Une (bonne?) connaissance du système des propriétés de FlightGear est un plus non négligeable.

Un peu de syntaxe d'abord

Tout comme dans un forum, dans un courriel, une lettre, enfin à chaque fois qu'on écrit quelque chose qui doit être lu par quelqu'un d'autre, il faut faire attention à ce qu'on écrit et l'écrire de façon intelligible. Voici donc quelques règles à suivre pour que FlightGear comprenne bien ce que vous lui demandez de faire :

nous en reparlerons un peu plus bas

Avec quoi écrire un script?

Le plus simplement du monde avec un éditeur de texte des plus basiques. Inutile de sortir OpenOffice.org (ou équivalent pas beau) pour éditer un fichier texte de quelques dizaines d'octets. Voici une liste non-exhaustive:

Il existe également un éditeur intégré à FlightGear (menu Debug → Nasal Console) qui est présent sur 0.9.10 (personne n'en est vraiment sûr) et bien entendu sur la version CVS. Mais il faut vite se rendre à l'évidence, il n'est pas très commode pour éditer du texte. Pour palier à ce manque 2), il existe la possibilité d'éditer son script dans un éditeur (voir plus haut) et de le lancer dans FG après chaque modification en passant par la console (et donc sans avoir à relancer FG).
Méthodologie:

  1. éditez votre script Nasal avec votre éditeur favori, appelez-le “monscript.nas” et mettez-le dans $FGHOME/Nasal
  2. dans la console Nasal de FG entrez :
    io.load_nasal("/home/user/.fgfs/Nasal/monscript.nas")

    .
    Evidemment ”/home/user/.fgfs” est à remplacer par le chemin qui mène à $FGHOME.

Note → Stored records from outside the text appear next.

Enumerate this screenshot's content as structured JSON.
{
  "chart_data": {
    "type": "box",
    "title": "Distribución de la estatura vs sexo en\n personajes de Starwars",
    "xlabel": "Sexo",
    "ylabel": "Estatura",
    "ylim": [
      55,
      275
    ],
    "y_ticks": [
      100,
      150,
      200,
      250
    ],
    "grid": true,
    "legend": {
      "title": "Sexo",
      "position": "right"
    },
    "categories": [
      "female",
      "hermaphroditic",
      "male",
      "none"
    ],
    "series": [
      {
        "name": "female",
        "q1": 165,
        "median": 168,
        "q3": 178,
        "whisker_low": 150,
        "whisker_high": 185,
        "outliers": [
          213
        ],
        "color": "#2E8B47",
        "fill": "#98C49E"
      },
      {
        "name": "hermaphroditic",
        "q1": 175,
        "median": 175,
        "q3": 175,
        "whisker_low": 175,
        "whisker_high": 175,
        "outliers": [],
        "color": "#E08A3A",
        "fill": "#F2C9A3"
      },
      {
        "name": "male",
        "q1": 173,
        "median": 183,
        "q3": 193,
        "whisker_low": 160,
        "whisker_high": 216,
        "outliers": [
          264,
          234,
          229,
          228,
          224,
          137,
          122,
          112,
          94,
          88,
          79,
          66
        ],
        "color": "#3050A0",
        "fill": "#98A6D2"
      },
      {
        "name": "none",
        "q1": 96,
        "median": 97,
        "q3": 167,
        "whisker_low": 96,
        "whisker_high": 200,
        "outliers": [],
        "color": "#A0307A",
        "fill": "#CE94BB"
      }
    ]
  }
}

Attention il faut que FG ait les droit en lecture sur le répertoire où se trouve votre code Nasal, de base il s'agit de $FGROOT/* et $FGHOME/*

  1. faites les modifs dans votre script,
  2. exécutez-le via la console,
  3. retour à l'étape 3 jusqu'à satisfaction complète ;-)

Un peu plus sérieusement

Les types de variables

“Une variable associe un nom (un symbole) à une valeur qui peut éventuellement varier au cours du temps. Plus précisément , une variable dénote une valeur.” Wikipedia France

En Nasal, les variables ne sont pas typées, elles peuvent donc contenir indifféremment du texte, un nombre ou une fonction. Elles doivent être déclarées, c'est-à-dire que lors de leur première utilisation, il faut indiquer au système qu'on veut créer une nouvelle variable. L'affectation d'une valeur à une variable s'effectue grâce au signe = (égal)

var montexte = "une phrase";
var monnombre = 12;
var mafonction = func { 
    print ( montexte ); 
    monnombre += 1;
}
mafonction ();

Ici le code crée trois variables dont une fonction, et exécute la variable-fonction mafonction () qui elle-même fait appel aux deux variables précédemment créées pour afficher le contenu de la variable montexte et ajouter 1 à la variable monnombre (qui désormais vaut 13).

Plus loin nous reparlerons plus précisément des fonctions.

Il est bien sûr très fortement déconseillé d'ajouter un nombre à une phrase, une phrase à un nombre ou un nombre à une fonction, cela ne donnerait pas du tout le résultat escompté (à moins de savoir ce que vous faites et encore si Nasal vous laisse seulement le faire ;-))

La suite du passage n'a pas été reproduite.